Lehtonen has a 9-6-5 record in 21 games with a 0.903 save percentage and 3.13 goals against average, both career worsts. And that's saying something because he played behind some really terrible Thrashers teams.
In fact, the 32 shots per game Lehtonen is facing at the moment is not the most of his career. That is a 32.5 shots per game average with the 2008-09 Thrashers, when Lehtonen went 19-22-3 in 46 games but had a 0.911 save percentage and 3.06 goals against.
Are the shots Lehtonen's facing of significantly higher quality than he has in previous seasons? That's a very difficult metric to quantify with the easily available data. And to some extent, it may be irrelevant - after all, the central dogma of the most commonly used possession statistics is that a shot attempt is a shot attempt, no matter where it's taken from. Still it could be a factor.
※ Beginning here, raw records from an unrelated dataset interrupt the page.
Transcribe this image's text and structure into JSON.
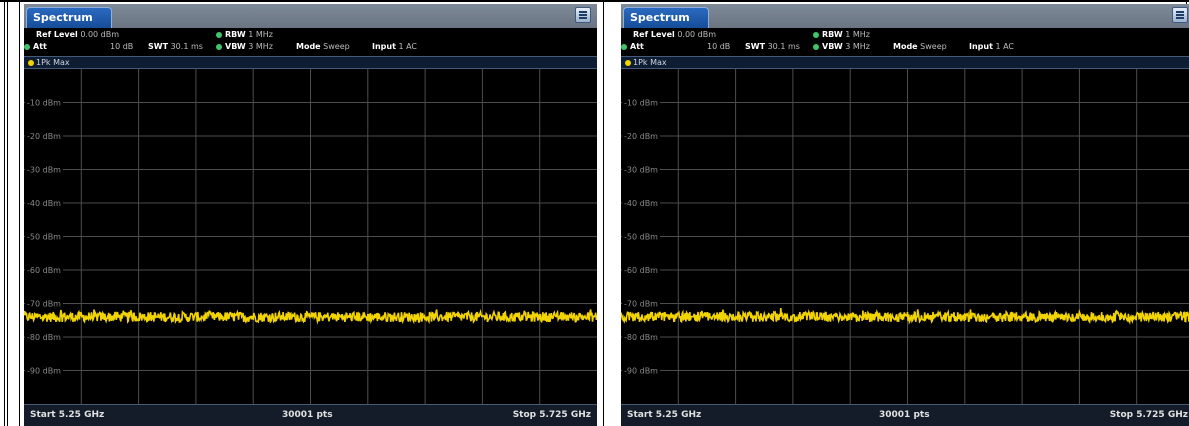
{
  "colors": {
    "trace": "#f2d400",
    "background": "#000000",
    "grid": "#4d4d4d",
    "tab": "#1d5cb4"
  },
  "panels": [
    {
      "tab": "Spectrum",
      "ref_level_label": "Ref Level",
      "ref_level_value": "0.00 dBm",
      "att_label": "Att",
      "att_value": "10 dB",
      "swt_label": "SWT",
      "swt_value": "30.1 ms",
      "rbw_label": "RBW",
      "rbw_value": "1 MHz",
      "vbw_label": "VBW",
      "vbw_value": "3 MHz",
      "mode_label": "Mode",
      "mode_value": "Sweep",
      "input_label": "Input",
      "input_value": "1 AC",
      "trace": "1Pk Max",
      "start": "Start 5.25 GHz",
      "points": "30001 pts",
      "stop": "Stop 5.725 GHz"
    },
    {
      "tab": "Spectrum",
      "ref_level_label": "Ref Level",
      "ref_level_value": "0.00 dBm",
      "att_label": "Att",
      "att_value": "10 dB",
      "swt_label": "SWT",
      "swt_value": "30.1 ms",
      "rbw_label": "RBW",
      "rbw_value": "1 MHz",
      "vbw_label": "VBW",
      "vbw_value": "3 MHz",
      "mode_label": "Mode",
      "mode_value": "Sweep",
      "input_label": "Input",
      "input_value": "1 AC",
      "trace": "1Pk Max",
      "start": "Start 5.25 GHz",
      "points": "30001 pts",
      "stop": "Stop 5.725 GHz"
    }
  ],
  "chart_data": [
    {
      "type": "line",
      "ylim": [
        -100,
        0
      ],
      "xlim": [
        5.25,
        5.725
      ],
      "grid": true,
      "y_ticks": [
        -10,
        -20,
        -30,
        -40,
        -50,
        -60,
        -70,
        -80,
        -90
      ],
      "y_tick_labels": [
        "-10 dBm",
        "-20 dBm",
        "-30 dBm",
        "-40 dBm",
        "-50 dBm",
        "-60 dBm",
        "-70 dBm",
        "-80 dBm",
        "-90 dBm"
      ],
      "series": [
        {
          "x_start": 5.25,
          "x_stop": 5.725,
          "noise_floor_dbm": -74,
          "noise_spread_db": 3
        }
      ]
    },
    {
      "type": "line",
      "ylim": [
        -100,
        0
      ],
      "xlim": [
        5.25,
        5.725
      ],
      "grid": true,
      "y_ticks": [
        -10,
        -20,
        -30,
        -40,
        -50,
        -60,
        -70,
        -80,
        -90
      ],
      "y_tick_labels": [
        "-10 dBm",
        "-20 dBm",
        "-30 dBm",
        "-40 dBm",
        "-50 dBm",
        "-60 dBm",
        "-70 dBm",
        "-80 dBm",
        "-90 dBm"
      ],
      "series": [
        {
          "x_start": 5.25,
          "x_stop": 5.725,
          "noise_floor_dbm": -74,
          "noise_spread_db": 3
        }
      ]
    }
  ]
}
I'm a little hesitant to point to that though because several of those Thrasher teams were terrible. Both the 2007-08 and 2008-09 versions had exactly 76 points in 82 games and were not looked on kindly around the league. Offenses at the time were even more high-flying than they are now right after the lockout and the subsequent harsh enforcement of obstruction rules. If there are teams you can assume gave up tons of quality chances, bad teams right after the lockouts are certainly among them.
So if it's not the difference in the defense in front of him (and again, being compared to the late 2000s Thrashers is hardly a compliment to the current defense), some of the problem has to be with Lehtonen himself. This is evident in the general eye test as well, because while there are certainly some games that Lehtonen has been the key difference maker, there haven't been nearly as many of them this season.
There are plenty of other players who are underperforming relative to their own expectations. The difference is it's virtually impossible for a skater to win a game via his own efforts (as demonstrated by the Stars losing when Tyler Seguin scored a hat trick) while it's at least a semi-regular occurrence for an individual effort from a goalie to will his team to a win.
Lehtonen is certainly not the entirety of the problem. But he's not been the solution he has been in the past either.